At the same time, sellers are resisting today’s lower prices, forcing an impasse that translates to a near-freeze in transactions.

“Nobody wants to take a loss when they don’t have to,” Graham Sowden, director of acquisitions at Dallas-based RREAF Holdings, told the WSJ.

The price of apartment buildings is also down, dropping by 8.7% in February compared to a year prior, according to MSCI. This could be a silver lining for tenants beset by rent spikes over the past couple of years. 

Rental rate growth has been on the decline since the midpoint of last year, and though rents were up by 2.6% in March, the pace of growth is still far below double-digit highs recorded during the pandemic, per the WSJ.

Pain in the banking industry may also force owners with floating-rate debt to sell their properties once loans come due.
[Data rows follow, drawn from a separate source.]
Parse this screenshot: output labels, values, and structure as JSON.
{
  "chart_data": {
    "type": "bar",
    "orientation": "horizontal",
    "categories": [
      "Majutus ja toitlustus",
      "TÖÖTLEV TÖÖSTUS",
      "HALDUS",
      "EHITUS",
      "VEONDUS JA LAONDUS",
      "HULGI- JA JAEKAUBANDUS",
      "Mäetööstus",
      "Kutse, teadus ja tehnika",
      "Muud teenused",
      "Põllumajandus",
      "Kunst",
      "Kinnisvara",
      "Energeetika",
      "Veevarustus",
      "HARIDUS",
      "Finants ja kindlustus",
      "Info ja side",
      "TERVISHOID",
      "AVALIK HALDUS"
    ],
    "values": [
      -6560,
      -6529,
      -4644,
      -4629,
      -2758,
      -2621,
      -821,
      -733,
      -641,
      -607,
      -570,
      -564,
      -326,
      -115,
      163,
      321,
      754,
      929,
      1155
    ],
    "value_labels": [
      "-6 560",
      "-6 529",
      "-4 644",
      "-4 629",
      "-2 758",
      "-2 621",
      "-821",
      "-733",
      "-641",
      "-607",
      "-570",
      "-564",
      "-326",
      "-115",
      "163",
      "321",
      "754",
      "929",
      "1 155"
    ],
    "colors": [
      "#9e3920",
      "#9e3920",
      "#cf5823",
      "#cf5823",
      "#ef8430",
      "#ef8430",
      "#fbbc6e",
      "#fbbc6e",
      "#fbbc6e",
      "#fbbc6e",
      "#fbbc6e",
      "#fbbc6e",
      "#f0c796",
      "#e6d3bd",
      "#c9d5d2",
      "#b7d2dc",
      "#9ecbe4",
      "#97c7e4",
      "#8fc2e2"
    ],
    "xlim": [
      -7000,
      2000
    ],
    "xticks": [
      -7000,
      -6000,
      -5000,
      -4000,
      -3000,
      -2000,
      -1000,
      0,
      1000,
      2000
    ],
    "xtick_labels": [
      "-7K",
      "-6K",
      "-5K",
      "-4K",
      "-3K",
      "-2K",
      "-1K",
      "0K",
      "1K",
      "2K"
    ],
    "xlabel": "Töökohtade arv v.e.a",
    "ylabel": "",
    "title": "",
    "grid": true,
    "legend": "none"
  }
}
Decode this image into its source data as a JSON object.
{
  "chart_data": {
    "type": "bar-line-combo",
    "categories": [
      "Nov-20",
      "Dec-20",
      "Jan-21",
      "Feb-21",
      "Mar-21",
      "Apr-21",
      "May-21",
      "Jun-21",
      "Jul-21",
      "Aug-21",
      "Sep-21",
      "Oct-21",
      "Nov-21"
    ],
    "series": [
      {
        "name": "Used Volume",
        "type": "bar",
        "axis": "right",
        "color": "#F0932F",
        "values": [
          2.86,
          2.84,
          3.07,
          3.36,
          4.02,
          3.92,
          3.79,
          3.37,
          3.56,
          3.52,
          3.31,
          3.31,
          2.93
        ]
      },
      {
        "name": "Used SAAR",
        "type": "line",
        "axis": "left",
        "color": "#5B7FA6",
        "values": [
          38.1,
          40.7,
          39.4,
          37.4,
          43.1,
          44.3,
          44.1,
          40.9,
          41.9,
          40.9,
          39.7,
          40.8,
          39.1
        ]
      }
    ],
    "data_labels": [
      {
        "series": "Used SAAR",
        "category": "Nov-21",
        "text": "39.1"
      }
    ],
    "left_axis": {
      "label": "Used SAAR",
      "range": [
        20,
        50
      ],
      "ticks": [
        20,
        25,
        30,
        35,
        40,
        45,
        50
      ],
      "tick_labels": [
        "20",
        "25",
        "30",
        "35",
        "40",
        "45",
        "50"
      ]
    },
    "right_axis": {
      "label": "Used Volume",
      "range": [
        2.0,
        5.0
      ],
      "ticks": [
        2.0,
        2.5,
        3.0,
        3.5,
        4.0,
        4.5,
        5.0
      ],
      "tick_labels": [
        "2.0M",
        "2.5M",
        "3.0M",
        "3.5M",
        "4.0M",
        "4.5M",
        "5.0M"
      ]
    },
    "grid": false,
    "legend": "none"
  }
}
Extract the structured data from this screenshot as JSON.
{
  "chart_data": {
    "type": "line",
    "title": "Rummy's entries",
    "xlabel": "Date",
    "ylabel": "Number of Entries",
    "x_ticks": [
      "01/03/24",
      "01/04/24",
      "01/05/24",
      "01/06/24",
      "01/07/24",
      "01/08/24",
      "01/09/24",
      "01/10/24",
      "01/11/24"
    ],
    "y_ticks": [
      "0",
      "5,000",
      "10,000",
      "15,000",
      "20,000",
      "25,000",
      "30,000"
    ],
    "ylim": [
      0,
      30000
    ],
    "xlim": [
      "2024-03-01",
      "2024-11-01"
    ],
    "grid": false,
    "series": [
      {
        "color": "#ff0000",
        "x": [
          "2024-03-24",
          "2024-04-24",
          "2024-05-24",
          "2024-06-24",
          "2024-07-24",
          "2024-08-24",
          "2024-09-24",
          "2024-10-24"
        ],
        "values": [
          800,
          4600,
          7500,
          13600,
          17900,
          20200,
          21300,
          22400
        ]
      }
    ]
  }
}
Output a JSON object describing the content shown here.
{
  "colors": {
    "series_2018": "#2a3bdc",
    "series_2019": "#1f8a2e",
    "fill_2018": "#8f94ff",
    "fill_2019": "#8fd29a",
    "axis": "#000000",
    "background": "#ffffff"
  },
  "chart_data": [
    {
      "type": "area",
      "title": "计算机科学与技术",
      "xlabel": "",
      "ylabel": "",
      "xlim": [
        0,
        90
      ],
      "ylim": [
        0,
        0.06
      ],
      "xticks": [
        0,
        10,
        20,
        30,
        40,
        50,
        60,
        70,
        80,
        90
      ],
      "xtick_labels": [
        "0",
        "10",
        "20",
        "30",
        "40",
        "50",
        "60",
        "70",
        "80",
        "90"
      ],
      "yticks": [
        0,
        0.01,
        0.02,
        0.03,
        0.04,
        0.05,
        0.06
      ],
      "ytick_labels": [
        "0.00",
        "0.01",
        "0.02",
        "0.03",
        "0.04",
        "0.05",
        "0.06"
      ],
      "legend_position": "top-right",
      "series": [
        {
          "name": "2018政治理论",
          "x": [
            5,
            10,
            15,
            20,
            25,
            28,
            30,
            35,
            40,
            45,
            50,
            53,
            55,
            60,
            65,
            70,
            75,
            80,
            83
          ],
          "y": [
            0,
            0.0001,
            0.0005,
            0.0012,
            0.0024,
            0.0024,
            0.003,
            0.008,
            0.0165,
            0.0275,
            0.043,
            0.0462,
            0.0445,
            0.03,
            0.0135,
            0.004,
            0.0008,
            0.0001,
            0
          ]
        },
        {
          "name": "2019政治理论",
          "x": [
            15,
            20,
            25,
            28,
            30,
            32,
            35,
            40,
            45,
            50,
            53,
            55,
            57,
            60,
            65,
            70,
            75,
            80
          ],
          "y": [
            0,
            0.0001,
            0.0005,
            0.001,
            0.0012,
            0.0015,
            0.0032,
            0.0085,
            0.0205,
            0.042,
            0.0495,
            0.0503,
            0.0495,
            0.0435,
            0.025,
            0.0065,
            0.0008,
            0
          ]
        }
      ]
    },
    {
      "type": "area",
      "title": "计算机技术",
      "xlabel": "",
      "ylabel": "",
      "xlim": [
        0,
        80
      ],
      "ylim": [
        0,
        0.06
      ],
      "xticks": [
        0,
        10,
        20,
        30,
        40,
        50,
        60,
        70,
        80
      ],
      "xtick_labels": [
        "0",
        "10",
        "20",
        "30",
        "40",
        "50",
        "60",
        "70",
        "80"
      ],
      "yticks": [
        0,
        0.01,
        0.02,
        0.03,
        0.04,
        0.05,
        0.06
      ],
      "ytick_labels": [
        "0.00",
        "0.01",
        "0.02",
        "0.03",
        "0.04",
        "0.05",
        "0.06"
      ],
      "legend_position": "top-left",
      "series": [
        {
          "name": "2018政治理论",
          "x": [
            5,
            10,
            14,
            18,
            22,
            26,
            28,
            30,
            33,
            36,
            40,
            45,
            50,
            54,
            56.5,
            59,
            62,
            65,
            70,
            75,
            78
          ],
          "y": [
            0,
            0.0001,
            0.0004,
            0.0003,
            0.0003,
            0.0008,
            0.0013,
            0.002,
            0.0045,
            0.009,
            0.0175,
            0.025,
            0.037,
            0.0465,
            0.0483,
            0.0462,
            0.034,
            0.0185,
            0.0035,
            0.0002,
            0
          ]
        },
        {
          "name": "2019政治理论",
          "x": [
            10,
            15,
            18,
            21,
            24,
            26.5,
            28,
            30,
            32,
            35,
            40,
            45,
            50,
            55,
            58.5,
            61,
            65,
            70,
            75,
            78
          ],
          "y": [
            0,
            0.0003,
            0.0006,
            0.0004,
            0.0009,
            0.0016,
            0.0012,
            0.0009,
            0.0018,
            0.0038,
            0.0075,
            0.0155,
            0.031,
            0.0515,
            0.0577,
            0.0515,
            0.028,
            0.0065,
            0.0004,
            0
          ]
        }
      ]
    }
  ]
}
Dallas-Fort Worth, one of the nation’s top performers for multifamily investment, has $1.9B worth of securitized debt set to mature in 2023, and many of those properties may fall short of the proceeds required to refinance.

“[Owners are] left with no good choices,” Keith Van Arsdale, president and CEO of Dallas-based BMC Capital, told Bisnow in an email. “Many owners are being forced to sell their assets rather than take the hit on purchasing a more expensive interest rate cap for a refi loan.”